Laviolette admits he's never coached a team that's suffered through such adverse conditions as this year's Flyers.

"This team's been through a lot, and every time we get thrown something, we just take it in stride and continue to push," he said. "You know, they just seem to respond to any type of adverse circumstance, whether it's the season or schedule or injury or a goaltender. Circumstance like (being down) 0-3. Our guys continue to push back. They won't go away."

The Bruins attempted 79 shots Wednesday and the Flyers blocked 30 of them; defenseman Matt Carle leading the way with six, while fellow blue liners Braydon Coburn and Kimmo Timonen had four apiece. It was another collective effort from a team that's now 27-33 all-time when facing elimination.

"We have a lot of guys in this room who care," Coburn said, "guys that want to keep playing and guys that really trust each other and the system. When your back is against the wall, those are things you can fall back on and we have some great character guys in this room."

The Flyers are the sixth team in League history to force a seventh game in a series they trailed 3-0. All bets are off come Friday, as four of the six games between these clubs have been decided by one goal, while the Flyers hold an 18-17 edge in goals scored -- it's that close.

So who should be favored?

"The team that brings out their identity best," Laviolette said. "I think our identity, as you have seen all season, is an aggressive approach.

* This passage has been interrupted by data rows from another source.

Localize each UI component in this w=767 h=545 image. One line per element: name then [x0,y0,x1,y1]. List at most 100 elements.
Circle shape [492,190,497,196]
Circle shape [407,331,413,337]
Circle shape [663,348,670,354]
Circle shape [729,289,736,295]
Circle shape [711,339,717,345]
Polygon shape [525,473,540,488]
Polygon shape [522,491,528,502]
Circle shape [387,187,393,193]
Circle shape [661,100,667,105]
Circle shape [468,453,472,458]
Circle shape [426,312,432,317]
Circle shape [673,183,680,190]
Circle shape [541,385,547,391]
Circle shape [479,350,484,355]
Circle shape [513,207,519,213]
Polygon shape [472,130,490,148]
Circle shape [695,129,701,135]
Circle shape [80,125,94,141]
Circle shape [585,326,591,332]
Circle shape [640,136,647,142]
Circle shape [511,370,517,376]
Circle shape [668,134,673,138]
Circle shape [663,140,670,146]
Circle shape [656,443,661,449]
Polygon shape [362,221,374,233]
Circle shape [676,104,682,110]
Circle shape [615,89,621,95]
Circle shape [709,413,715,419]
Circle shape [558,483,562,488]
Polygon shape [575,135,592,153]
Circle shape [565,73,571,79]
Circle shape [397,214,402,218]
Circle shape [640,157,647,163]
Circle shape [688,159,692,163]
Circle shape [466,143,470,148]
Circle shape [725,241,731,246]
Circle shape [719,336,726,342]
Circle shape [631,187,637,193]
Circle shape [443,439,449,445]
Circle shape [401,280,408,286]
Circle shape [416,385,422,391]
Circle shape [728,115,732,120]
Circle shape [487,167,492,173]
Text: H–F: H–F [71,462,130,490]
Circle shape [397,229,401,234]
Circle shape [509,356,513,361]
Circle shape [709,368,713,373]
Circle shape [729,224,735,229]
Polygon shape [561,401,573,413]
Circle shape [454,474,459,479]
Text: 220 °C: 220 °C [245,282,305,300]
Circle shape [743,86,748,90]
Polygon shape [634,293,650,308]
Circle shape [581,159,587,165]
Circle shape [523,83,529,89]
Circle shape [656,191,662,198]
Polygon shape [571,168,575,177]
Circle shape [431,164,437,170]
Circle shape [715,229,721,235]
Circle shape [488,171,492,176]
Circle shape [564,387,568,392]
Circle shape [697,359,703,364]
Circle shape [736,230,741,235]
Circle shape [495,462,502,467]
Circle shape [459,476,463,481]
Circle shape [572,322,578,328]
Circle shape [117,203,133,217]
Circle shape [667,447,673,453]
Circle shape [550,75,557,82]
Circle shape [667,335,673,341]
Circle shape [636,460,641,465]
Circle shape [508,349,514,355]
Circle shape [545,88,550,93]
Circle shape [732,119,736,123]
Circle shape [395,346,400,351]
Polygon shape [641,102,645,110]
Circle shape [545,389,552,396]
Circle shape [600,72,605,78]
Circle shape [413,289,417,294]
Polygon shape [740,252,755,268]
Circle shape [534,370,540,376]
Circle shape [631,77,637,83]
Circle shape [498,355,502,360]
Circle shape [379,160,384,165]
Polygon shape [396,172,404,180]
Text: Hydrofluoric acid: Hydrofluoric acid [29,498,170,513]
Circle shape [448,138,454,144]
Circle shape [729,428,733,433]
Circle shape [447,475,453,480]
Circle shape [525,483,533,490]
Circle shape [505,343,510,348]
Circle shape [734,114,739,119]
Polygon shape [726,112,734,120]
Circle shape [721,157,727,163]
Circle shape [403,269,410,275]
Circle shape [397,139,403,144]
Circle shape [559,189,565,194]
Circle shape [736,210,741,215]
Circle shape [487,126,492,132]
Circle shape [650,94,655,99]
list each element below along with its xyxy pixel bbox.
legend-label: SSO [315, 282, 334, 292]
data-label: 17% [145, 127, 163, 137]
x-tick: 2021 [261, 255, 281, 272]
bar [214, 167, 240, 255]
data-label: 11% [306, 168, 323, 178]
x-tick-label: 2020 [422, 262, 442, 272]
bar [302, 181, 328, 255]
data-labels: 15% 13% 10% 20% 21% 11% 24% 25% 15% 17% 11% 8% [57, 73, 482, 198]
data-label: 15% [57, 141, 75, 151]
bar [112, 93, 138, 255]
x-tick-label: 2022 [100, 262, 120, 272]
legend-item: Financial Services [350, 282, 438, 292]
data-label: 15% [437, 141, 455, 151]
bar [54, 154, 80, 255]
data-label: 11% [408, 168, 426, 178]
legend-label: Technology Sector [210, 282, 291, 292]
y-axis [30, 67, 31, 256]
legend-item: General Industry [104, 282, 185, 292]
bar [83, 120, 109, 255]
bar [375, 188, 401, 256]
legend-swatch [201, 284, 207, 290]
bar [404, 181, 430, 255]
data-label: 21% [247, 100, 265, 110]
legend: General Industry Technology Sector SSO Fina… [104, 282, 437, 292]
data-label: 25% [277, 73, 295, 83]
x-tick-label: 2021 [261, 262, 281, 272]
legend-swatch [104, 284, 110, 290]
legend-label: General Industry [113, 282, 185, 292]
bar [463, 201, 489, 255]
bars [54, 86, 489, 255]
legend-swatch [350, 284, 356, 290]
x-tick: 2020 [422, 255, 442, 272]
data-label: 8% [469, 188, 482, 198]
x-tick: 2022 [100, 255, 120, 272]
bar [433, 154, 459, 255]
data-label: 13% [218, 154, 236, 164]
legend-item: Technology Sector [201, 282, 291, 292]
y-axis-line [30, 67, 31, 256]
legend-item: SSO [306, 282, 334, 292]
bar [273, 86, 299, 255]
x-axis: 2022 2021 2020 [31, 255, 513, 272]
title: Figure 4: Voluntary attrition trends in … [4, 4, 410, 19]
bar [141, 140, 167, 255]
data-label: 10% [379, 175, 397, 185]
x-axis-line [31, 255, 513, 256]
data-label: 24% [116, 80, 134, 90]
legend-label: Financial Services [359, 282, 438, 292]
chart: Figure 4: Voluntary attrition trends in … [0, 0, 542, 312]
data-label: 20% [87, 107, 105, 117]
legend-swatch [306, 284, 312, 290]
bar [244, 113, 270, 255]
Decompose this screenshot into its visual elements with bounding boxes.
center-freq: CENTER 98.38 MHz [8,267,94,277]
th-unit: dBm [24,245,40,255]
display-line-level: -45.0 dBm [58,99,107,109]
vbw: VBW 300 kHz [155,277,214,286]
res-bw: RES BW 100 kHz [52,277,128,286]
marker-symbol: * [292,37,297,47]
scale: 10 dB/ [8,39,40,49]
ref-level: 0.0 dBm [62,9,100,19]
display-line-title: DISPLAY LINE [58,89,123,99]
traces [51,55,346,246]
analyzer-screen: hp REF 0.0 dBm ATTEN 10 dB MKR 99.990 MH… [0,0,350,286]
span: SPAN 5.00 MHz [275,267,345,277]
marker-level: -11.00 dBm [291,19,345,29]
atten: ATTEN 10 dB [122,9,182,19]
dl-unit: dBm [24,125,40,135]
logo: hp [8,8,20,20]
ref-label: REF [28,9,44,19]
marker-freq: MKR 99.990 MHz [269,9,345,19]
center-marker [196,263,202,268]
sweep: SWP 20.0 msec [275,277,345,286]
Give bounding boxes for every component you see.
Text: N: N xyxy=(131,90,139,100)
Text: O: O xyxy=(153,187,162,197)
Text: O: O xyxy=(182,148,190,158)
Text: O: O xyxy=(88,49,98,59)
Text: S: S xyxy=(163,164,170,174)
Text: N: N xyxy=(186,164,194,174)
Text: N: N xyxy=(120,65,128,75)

The team that skates the best and is willing to make plays and not panic, not get nervous but actually plays the game, has the best chance."

Briere feels the Flyers successfully have rallied by taking it one game at a time.

"The one thing I like is that we never looked at the big picture," Briere said. "We took it one game at a time. It was tough (in Game 6), coming off an emotional high (of Game 5) and they were embarrassed in their building. It was tough to keep that level of energy we came out with in the first 10 minutes of the game. I didn't feel we played our best game (in Game 6), but we got some breaks. Now it's the toughest one to win, the last one to clinch."